Disposable income is income after taxes. Discretionary income, which is what I specified, is income that remains after the necessities of life have been paid for.
> Discretionary income, which is what I specified, is income that remains after the necessities of life have been paid for

You’re correct. See the personal savings rate [1]. If we observe the distribution, the lower quartile to third of households have no material savings [2].

[1] https://fred.stlouisfed.org/series/PSAVERT

[2] https://www.federalreserve.gov/publications/2025-economic-we...

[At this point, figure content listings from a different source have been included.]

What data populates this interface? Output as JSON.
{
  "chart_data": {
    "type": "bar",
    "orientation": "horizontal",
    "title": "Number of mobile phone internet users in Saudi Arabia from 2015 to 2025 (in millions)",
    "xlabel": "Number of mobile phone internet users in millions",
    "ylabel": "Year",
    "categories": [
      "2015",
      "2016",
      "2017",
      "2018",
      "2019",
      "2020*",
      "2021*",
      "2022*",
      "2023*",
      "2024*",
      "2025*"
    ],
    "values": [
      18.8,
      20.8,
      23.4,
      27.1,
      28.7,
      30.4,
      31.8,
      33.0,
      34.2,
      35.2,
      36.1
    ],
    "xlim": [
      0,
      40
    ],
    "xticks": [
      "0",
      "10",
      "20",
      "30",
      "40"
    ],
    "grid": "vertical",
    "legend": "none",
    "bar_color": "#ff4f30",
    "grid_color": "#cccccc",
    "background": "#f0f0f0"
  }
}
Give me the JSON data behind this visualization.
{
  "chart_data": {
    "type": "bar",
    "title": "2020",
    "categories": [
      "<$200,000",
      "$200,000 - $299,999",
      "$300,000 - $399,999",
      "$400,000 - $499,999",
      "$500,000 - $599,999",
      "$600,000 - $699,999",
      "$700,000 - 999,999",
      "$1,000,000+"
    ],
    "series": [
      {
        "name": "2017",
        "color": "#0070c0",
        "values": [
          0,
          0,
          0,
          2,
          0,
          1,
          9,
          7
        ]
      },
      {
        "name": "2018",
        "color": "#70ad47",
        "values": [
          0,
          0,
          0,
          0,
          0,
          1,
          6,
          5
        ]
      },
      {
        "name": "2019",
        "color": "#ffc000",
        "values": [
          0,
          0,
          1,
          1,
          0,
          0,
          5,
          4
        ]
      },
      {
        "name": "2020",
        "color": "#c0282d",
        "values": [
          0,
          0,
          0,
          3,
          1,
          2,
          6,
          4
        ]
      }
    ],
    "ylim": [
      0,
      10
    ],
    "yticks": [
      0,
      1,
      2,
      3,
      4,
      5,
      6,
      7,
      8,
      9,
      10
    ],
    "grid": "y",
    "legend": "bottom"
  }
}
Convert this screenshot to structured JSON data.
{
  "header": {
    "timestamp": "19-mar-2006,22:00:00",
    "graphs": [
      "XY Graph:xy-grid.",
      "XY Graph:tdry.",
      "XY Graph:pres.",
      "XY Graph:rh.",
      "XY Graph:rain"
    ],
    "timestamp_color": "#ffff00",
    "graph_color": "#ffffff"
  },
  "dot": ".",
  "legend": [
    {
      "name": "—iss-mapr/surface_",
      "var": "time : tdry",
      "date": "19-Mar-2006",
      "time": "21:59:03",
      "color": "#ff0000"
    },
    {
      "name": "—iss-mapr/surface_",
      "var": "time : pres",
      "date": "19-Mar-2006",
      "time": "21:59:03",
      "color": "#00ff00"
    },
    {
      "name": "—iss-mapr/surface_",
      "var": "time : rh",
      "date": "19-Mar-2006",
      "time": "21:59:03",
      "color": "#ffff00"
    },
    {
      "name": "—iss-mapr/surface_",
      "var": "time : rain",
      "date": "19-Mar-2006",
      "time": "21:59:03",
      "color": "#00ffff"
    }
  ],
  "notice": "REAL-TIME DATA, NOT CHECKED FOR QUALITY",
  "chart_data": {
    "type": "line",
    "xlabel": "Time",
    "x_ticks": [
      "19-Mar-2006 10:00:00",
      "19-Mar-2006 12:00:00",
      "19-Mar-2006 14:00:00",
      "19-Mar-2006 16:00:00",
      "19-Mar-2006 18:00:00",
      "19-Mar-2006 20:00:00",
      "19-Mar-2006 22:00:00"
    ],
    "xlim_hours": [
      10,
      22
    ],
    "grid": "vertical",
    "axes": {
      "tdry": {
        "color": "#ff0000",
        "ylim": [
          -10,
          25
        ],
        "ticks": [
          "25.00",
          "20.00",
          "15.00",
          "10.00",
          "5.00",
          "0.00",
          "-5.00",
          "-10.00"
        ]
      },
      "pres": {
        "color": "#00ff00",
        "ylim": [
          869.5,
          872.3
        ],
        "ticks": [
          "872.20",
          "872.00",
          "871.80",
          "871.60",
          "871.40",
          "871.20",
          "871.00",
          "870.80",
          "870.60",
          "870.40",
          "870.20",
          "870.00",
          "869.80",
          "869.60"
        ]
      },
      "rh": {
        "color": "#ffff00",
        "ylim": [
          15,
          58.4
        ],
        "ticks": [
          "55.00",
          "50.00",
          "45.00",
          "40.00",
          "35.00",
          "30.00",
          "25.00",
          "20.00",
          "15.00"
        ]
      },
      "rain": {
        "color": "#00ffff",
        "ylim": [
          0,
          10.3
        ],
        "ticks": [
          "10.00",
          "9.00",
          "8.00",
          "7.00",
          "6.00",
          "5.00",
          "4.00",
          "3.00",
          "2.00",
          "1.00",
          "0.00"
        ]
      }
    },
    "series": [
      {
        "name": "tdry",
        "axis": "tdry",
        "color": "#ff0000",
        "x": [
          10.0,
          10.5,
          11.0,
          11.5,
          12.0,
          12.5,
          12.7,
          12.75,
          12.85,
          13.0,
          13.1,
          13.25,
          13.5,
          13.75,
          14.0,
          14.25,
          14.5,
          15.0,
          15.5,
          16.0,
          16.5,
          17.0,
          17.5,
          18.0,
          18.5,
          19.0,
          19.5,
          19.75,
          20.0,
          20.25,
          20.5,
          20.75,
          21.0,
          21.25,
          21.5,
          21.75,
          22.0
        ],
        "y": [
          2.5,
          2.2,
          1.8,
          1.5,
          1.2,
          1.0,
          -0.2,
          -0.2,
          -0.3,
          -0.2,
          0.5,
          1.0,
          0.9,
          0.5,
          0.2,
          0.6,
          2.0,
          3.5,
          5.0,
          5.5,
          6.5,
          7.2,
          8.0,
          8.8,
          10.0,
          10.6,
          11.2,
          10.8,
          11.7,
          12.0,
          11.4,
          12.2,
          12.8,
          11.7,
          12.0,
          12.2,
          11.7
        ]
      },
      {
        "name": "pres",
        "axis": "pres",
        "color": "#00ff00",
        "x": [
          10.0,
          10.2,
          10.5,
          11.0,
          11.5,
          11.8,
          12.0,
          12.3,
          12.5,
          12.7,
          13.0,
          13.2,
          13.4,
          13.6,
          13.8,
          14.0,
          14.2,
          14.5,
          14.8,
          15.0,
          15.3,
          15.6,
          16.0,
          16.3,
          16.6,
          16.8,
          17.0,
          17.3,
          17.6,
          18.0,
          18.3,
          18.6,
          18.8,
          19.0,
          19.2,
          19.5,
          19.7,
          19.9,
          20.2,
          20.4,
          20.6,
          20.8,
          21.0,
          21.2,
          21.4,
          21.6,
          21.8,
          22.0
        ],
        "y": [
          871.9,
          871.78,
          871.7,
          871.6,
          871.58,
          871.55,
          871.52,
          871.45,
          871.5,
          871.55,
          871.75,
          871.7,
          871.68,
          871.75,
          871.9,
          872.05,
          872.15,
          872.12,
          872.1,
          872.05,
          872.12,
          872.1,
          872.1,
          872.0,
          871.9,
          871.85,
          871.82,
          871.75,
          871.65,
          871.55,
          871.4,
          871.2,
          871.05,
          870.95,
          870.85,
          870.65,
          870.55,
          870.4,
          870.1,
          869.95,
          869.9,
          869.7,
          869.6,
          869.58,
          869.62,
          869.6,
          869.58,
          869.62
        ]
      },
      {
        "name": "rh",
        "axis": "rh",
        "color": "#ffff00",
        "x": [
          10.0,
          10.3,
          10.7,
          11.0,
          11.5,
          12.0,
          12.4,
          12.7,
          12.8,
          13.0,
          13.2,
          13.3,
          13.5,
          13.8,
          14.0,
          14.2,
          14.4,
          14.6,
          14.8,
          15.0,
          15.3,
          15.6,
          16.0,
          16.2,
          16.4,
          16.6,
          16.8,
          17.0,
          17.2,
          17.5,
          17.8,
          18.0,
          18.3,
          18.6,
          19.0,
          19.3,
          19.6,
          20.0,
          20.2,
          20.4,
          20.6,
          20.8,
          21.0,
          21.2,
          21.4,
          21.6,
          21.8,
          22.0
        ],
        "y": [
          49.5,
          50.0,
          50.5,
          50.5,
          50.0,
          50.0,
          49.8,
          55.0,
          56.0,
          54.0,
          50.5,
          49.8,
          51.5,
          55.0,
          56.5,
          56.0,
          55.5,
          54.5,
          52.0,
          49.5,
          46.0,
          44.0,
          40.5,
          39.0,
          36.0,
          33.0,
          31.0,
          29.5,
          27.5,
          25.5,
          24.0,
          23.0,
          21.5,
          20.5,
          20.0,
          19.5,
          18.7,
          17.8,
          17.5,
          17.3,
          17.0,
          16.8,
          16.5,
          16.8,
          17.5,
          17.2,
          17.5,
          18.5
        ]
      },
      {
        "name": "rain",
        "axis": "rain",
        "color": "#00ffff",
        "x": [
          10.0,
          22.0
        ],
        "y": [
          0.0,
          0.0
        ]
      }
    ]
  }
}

Discretionary income spiked during Covid giveaways, and declined during the inflation of 2021/2, but the trend line is up from 2015.

https://i.imgur.com/Dbf8yyU.png

Speaking to your point about a jobless recovery… that’s not accurate.

The US had recovered to full pre-recession employment levels by 2017[1].

Unemployment is around 4% right now.

I can’t speak to discretionary income or why the market is high, and maybe there is some sort of structural “underemployment” going on, but people are working.

[1] https://www.cbpp.org/research/chart-book-the-legacy-of-the-g...

Uber and Doordash count as "jobs" in the employment rolls. That's fine for people like you and me who probably have full time jobs with benefits and look at employment numbers from the angle of "how does this affect the value of my index fund?" But for the people who have these jobs as their sole source of income and rely on forms of public assistance to make ends, the reality feels far more precarious.